Read the full transcript below.
Garrick Hileman: So as we look into the future and the reward of new Bitcoins is reduced from the current 12.5 to about 6.25 new Bitcoins every ten minutes which will occur in around July 2020.
Every four years that reward gets cut in half. Eventually you get to the point where the nominal number of new Bitcoins you earn for mining Bitcoin becomes quite small. Now if the price of Bitcoin continues to climb above 100,000 per Bitcoin, then mining a tiny fraction of Bitcoin still is quite lucrative.
But ultimately the number of new Bitcoins coming into existence through mining will be cut to zero. We’ll hit the 21 million limit and the only direct financial incentive left to mine Bitcoin will be transaction fees and there’s an open question as to whether or not the transaction fees will provide a sufficient financial incentive to maintain the kind of computing power that Bitcoin enjoys today which is essential to its security.

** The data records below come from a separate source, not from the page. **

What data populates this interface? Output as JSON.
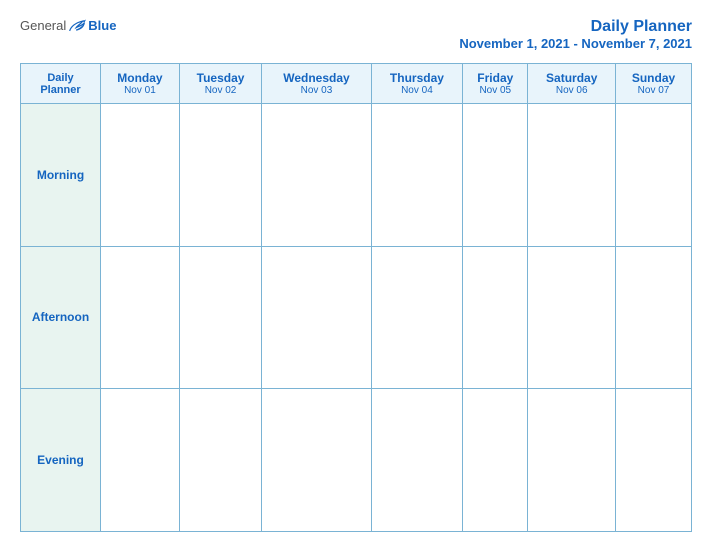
{
  "header": {
    "logo": {
      "general": "General",
      "blue": "Blue"
    },
    "title": "Daily Planner",
    "date_range": "November 1, 2021 - November 7, 2021"
  },
  "table": {
    "label_header": {
      "line1": "Daily",
      "line2": "Planner"
    },
    "columns": [
      {
        "day": "Monday",
        "date": "Nov 01"
      },
      {
        "day": "Tuesday",
        "date": "Nov 02"
      },
      {
        "day": "Wednesday",
        "date": "Nov 03"
      },
      {
        "day": "Thursday",
        "date": "Nov 04"
      },
      {
        "day": "Friday",
        "date": "Nov 05"
      },
      {
        "day": "Saturday",
        "date": "Nov 06"
      },
      {
        "day": "Sunday",
        "date": "Nov 07"
      }
    ],
    "rows": [
      {
        "label": "Morning"
      },
      {
        "label": "Afternoon"
      },
      {
        "label": "Evening"
      }
    ]
  }
}
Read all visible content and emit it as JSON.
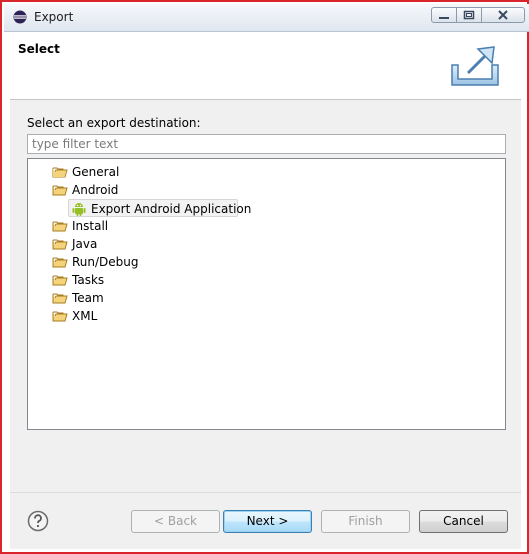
{
  "window": {
    "title": "Export"
  },
  "header": {
    "title": "Select",
    "icon": "export-wizard-icon"
  },
  "body": {
    "prompt": "Select an export destination:",
    "filter": {
      "value": "",
      "placeholder": "type filter text"
    },
    "tree": {
      "items": [
        {
          "label": "General",
          "icon": "folder-icon",
          "level": 0
        },
        {
          "label": "Android",
          "icon": "folder-open-icon",
          "level": 0,
          "expanded": true
        },
        {
          "label": "Export Android Application",
          "icon": "android-icon",
          "level": 1,
          "selected": true
        },
        {
          "label": "Install",
          "icon": "folder-icon",
          "level": 0
        },
        {
          "label": "Java",
          "icon": "folder-icon",
          "level": 0
        },
        {
          "label": "Run/Debug",
          "icon": "folder-icon",
          "level": 0
        },
        {
          "label": "Tasks",
          "icon": "folder-icon",
          "level": 0
        },
        {
          "label": "Team",
          "icon": "folder-icon",
          "level": 0
        },
        {
          "label": "XML",
          "icon": "folder-icon",
          "level": 0
        }
      ]
    }
  },
  "footer": {
    "back_label": "< Back",
    "next_label": "Next >",
    "finish_label": "Finish",
    "cancel_label": "Cancel"
  },
  "colors": {
    "outline": "#d9262c",
    "android_green": "#97c024",
    "folder_yellow": "#f5d37a"
  }
}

If the computational power applied to the Bitcoin network is reduced sufficiently it arguably makes it easier to mount a 51 per cent attack to disrupt the network and so there could be some issues down the road if the rewards are not sufficient.
However there could be a reason to subsidise the cost of mining if Bitcoin continues to be a valuable asset because, simply, they own a lot of Bitcoin and so they are willing to lose money on mining to maintain a secure network.